Mahan’s comment came a day after Ron Price, the tour’s chief operating officer, and Jamie Dunn, an independent director on the tour’s policy council, were grilled about the Saudi deal at a Senate subcommittee hearing. There, GOLF’s Alan Bastable reported, Sen. Richard Blumenthal (D-Conn.) at one point asked Price how many players had been notified of a potential Tour-PIF before it was announced to the public on June 6.

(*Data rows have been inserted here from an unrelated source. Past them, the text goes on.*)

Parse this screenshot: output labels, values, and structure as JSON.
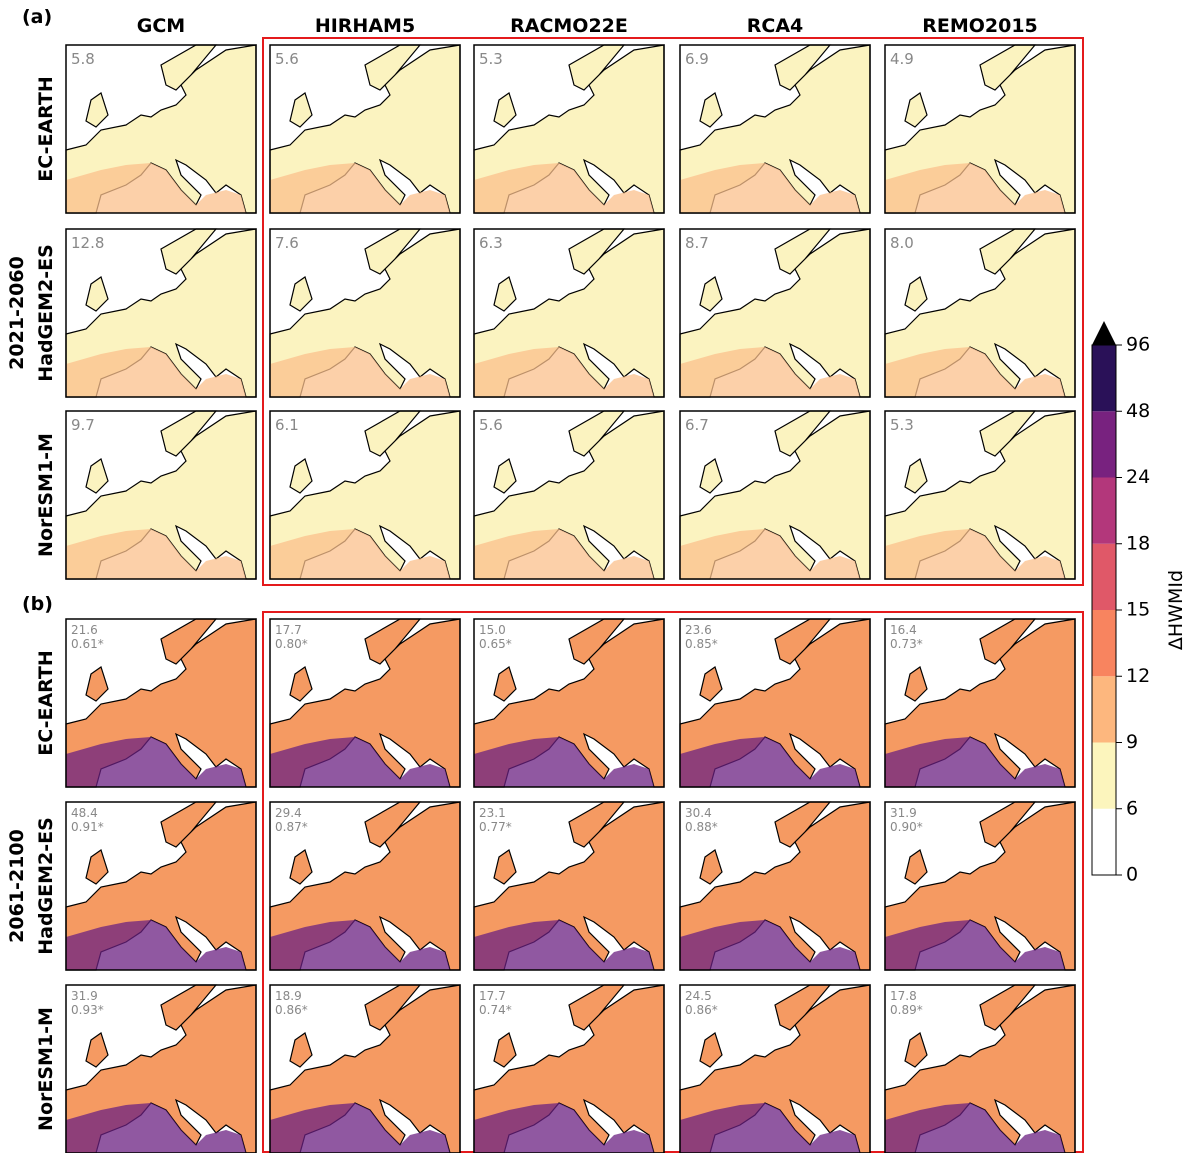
{
  "panel_labels": [
    "(a)",
    "(b)"
  ],
  "columns": [
    "GCM",
    "HIRHAM5",
    "RACMO22E",
    "RCA4",
    "REMO2015"
  ],
  "periods": [
    "2021-2060",
    "2061-2100"
  ],
  "rows": [
    "EC-EARTH",
    "HadGEM2-ES",
    "NorESM1-M"
  ],
  "panels": [
    [
      [
        [
          "5.8"
        ],
        [
          "5.6"
        ],
        [
          "5.3"
        ],
        [
          "6.9"
        ],
        [
          "4.9"
        ]
      ],
      [
        [
          "12.8"
        ],
        [
          "7.6"
        ],
        [
          "6.3"
        ],
        [
          "8.7"
        ],
        [
          "8.0"
        ]
      ],
      [
        [
          "9.7"
        ],
        [
          "6.1"
        ],
        [
          "5.6"
        ],
        [
          "6.7"
        ],
        [
          "5.3"
        ]
      ]
    ],
    [
      [
        [
          "21.6",
          "0.61*"
        ],
        [
          "17.7",
          "0.80*"
        ],
        [
          "15.0",
          "0.65*"
        ],
        [
          "23.6",
          "0.85*"
        ],
        [
          "16.4",
          "0.73*"
        ]
      ],
      [
        [
          "48.4",
          "0.91*"
        ],
        [
          "29.4",
          "0.87*"
        ],
        [
          "23.1",
          "0.77*"
        ],
        [
          "30.4",
          "0.88*"
        ],
        [
          "31.9",
          "0.90*"
        ]
      ],
      [
        [
          "31.9",
          "0.93*"
        ],
        [
          "18.9",
          "0.86*"
        ],
        [
          "17.7",
          "0.74*"
        ],
        [
          "24.5",
          "0.86*"
        ],
        [
          "17.8",
          "0.89*"
        ]
      ]
    ]
  ],
  "colorbar": {
    "label": "ΔHWMId",
    "ticks": [
      0,
      6,
      9,
      12,
      15,
      18,
      24,
      48,
      96
    ],
    "colors": [
      "#ffffff",
      "#fcf5bd",
      "#fdb77e",
      "#f8845f",
      "#e05868",
      "#b3377b",
      "#78227f",
      "#2a1158"
    ],
    "extend_color": "#000000"
  }
}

“I don’t think any players were notified,” Price said.
“no one?” Blumenthal said.
“No sir.”
“Not a single player has been notified?” Blumenthal continued. “You are a membership organization, your members are the players, and it does not exist without the players, but you did not tell any of them about the negotiations, much less the outcome, before announcing it publicly?”
“It was a binding litigation settlement,” Price said. “And then we told the players that we’re going to go through a process to get them to be fully involved in whatever we’re doing in terms of the final agreement, which is what we’re going to do.”
At the Scottish Open, the hearing raised a series of questions for the players. On Wednesday, Scheffler was asked if there was anything he was “concerned about going forward.”
“They kept saying it’s a player-run organization, and we don’t have the information we need,” Scheffler said Wednesday. I watched part of it [the hearing] Yesterday and I did not learn anything. So I really don’t know what to say.”
Scheffler was asked, should the players have been involved in helping craft the Tour-Saudi Arabia deal?
“Should I have been?” Scheffler said. “Probably not. But I’m sure a few members of our players may have participated.”
Notably, the agreement was negotiated by just four people — Monahan, Policy Board members Ed Herlihy and Jimmy Dunn, and Yasser Al-Rumayyan, PIF governor. Monahan took a leave of absence from office in mid-June to treat an undisclosed illness, but in the weeks leading up to Monahan’s departure, Schavelli said, the commissioner was more communicative.
“If you want to call it one of the more exciting times on the tour, the guy was supposed to be there for us, he wasn’t,” said Schavelli. “He obviously had some health issues. I’m glad he said he was feeling so much better. But yeah, I would say he had a lot of tough questions to answer on his comeback, and yeah, I don’t trust people easily. He had my confidence, and he didn’t He has more of them now, so I’m not alone in saying that.
“Yeah, he’ll just have to answer our questions when he gets back.”